[féré lé siɡal] (loc. verb. TRAV.)
La Cigale, ayant chanté
Tout l’été,
Se trouva fort dépourvue
Quand la bise fut venue.
Quatre vers appris par cœur par tous les écoliers de France.
Une fable entomologiste fontainienne chargée de démontrer à celui qui voudrait se dissiper qu’il vaudrait mieux rectifier l’attitude sous peine de se retrouver à ferrer les cigales. De quoi tenir en respect des hordes de sacripants en culottes courtes plus occupés à tirer les couettes des blondinettes qu’à travailler leurs humanités; à un âge où l’on se destine à devenir pompier, poubelleur, Daktari ou pilote de voitures qui vont vite, pas question d’envisager de ferrer les cigales.
Ferrer les cigales est en effet une perspective professionnelle peu amène puisque derrière l’expression se cache le travail le plus inutile qui soit. Les lyristes plebejus et cicada orni n’ont nul besoin de fer aux pattes pour cymbaliser tout l’été, et le maréchal-ferrant détraqué qui s’attaquerait à cette tâche tôt ou tard la trouverait fort dépourvue, de sens. Rarement spécialité professionnelle n’aura été plus superfétatoire que celle de ferrer les cigales.
Née dans le contexte d’une organisation scientifique du travail (le taylorisme, divisant à qui mieux mieux pour rentabiliser), ferrer les cigales s’épanouira dans le langage des Boulonnais de la Régie Renault et autres lieux pratiquant le travail à la chaîne, s’assurant ce faisant un immense succès.

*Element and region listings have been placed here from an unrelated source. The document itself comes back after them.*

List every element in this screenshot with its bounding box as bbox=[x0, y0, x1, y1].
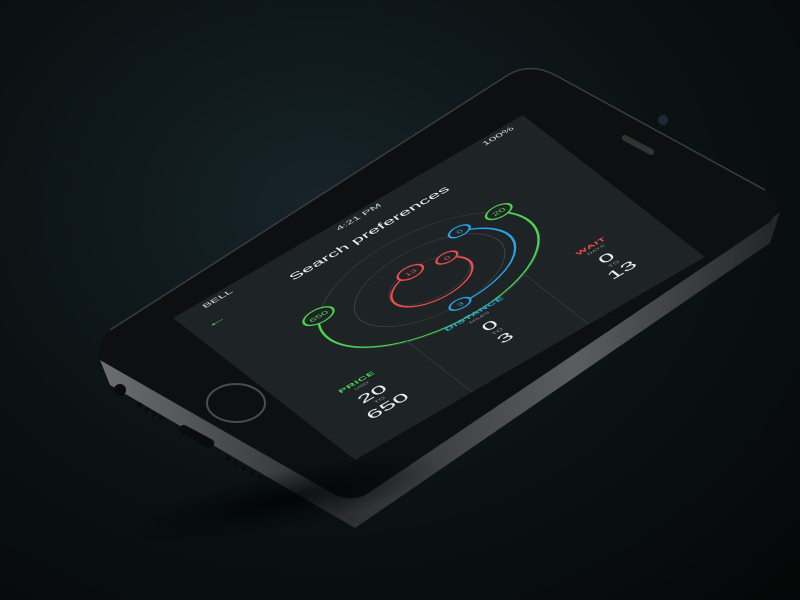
wait-high-handle[interactable]: 13 bbox=[394, 262, 428, 284]
mockup-scene: BELL 4:21 PM 100% ← Search preferences 6… bbox=[0, 0, 800, 600]
price-low-handle[interactable]: 20 bbox=[482, 201, 516, 223]
headphone-jack bbox=[114, 384, 126, 396]
distance-low-handle[interactable]: 0 bbox=[446, 222, 473, 240]
home-button[interactable] bbox=[206, 383, 266, 423]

Trois cents ans jour pour jour après la parution du premier recueil des Fables de La Fontaine (1668), ferrer les cigales devient l’une des raisons d’une mini-révolution.
« Je ne veux pas perdre ma vie à la gagner (en ferrant les cigales) », « Les cigales avec nous ! », entend-on dans les rues qui se mettent à gronder. « Nous sommes tous des maréchal-ferrant de cigales » est refusé par l’assemblée générale populaire et démocratique de Nanterre¹, « Nous sommes tous des enragés » étant jugé plus percutant.
Une fois le boulevard Saint-Germain rangé et les contestataires rentrés de leur pèlerinage au Larzac (où il fait plutôt froid en hiver), les nouveaux puissants banniront ferrer les cigales pour la ripoliner en angliche parce que l’on vient d’entrer dans l’ère moderne : bullshit job fait une apparition discrète mais pousse sûrement son synonyme suranné dans le fossé.
La fourmi qui dirige tout désormais, plus tayloriste que jamais, n’a que faire des tournures poétiques subversives. Vous vouliez du sens au travail ? J’en suis fort aise. Eh bien dansez maintenant, vous dit-elle.